Frage von Nessos, 15

Was is der zusammhang zwíšen Massenwirkungsgesetz und Le Châtelier?

Man braucht nur die Konzentrationen der Edukte und Produkte, šon kann man Aussage treffen auf welcher seite das Gleichgewicht liegt. Wenn ich mega viel Edukte habe, würde die Zahl Unter dem Bruchstrich riesig werden, die Gleichgewichtskonstante wäre unter Eins und damit läge das Gleichgewicht auf der linken Seite. Aber wenn ich mehr Edukte gebe, gleicht sich das nach Le Châtelier doch aus, wieso kann man sich da auf die Gleichgewichtskonstante verlassen, wenn man lediglich die Konzentrationen hat ?

Vieln Dank im Vorraus :)

Antwort
von PWolff, 15

Gleichgewicht liegt vor, wenn die Hinreaktion genauso schnell abläuft wie die Rückreaktion. 

Wenn du eine der Edukt-Konzentrationen erhöhst, beschleunigt das nach dem Massenwirkungsgesetz die Hinreaktion, sodass die Edukt-Konzentrationen ab- und die Produkt-Konzentrationen zunehmen, bis wieder Gleichgewicht erreicht ist.

Da im neuen Gleichgewicht die Edukt-Konzentrationen niedriger sind als unmittelbar nach der Zugabe, ist auch das Le-Châtelier-Prinzip erfüllt.
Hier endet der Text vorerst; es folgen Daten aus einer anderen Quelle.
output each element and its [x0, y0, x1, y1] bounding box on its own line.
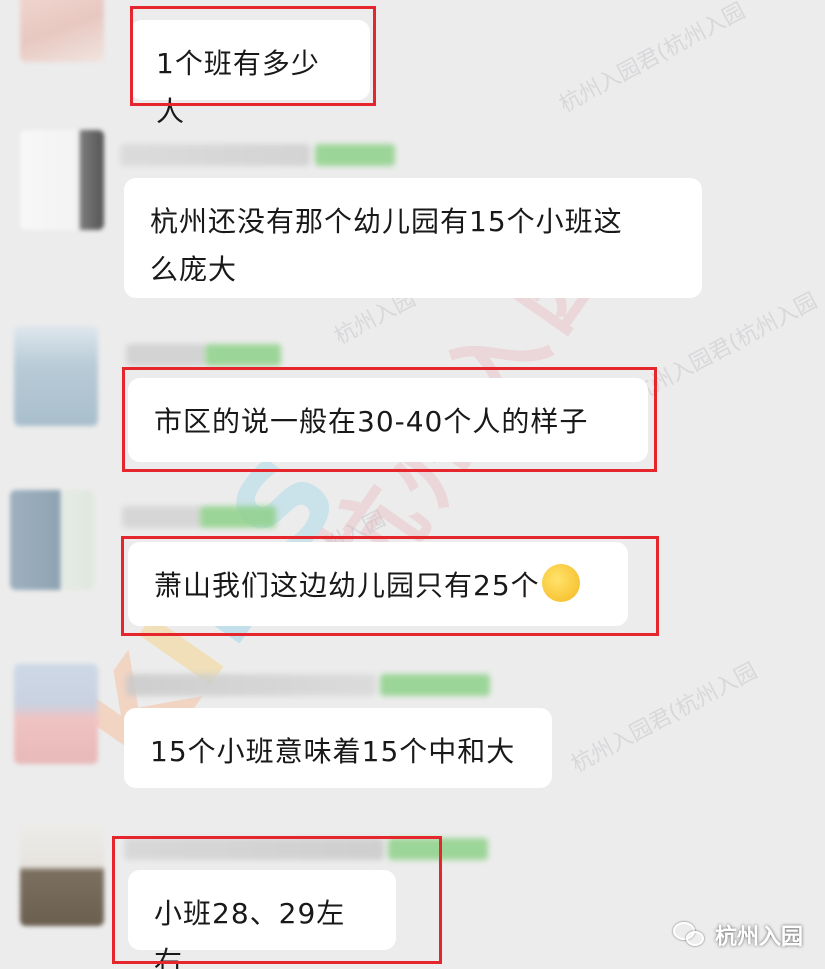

(Das Le-Châtelier-Prinzip ist nur auf den instabilen Zweigen der Funktion der Freien Energie von Disproportionierungsreaktionen und vergleichbaren Reaktionen nicht erfüllt. U. a. auch bei der Koexistenz von flüssigem und gasförmigem Wasser - Wasser in einem Zwischenzustand zwischen flüssig und gasförmig ist unter der Kritischen Temperatur instabil.)

Expertenantwort
von vach77, Community-Experte für Chemie, 9

Du benötigst nur die Gleichgewichtskonstante K, um eine Aussage darüber machen zu können, auf welcher Reaktionsseite das Gleichgewicht liegt.

Vor der Reaktion hast Du nur Edukte, ob sehr viel, viel, oder wenig, das ist zunächst gleichgültig. Die Hinreaktion setzt bei möglichen Reaktionsbedingungen ein. Die Rückreaktion ist ohne Produkte nicht möglich. Sobald sich diese bilden, kann aber die Rückreaktion einsetzen.

Nun ist es für jede bestimmte Reaktion so, dass sich bei bestimmten Reaktionsbedingungen, gleichgültig von wie viel Edukten man ausging, ein bestimmtes Gleichgewicht einstellt, das durch K ausgedrückt werden kann.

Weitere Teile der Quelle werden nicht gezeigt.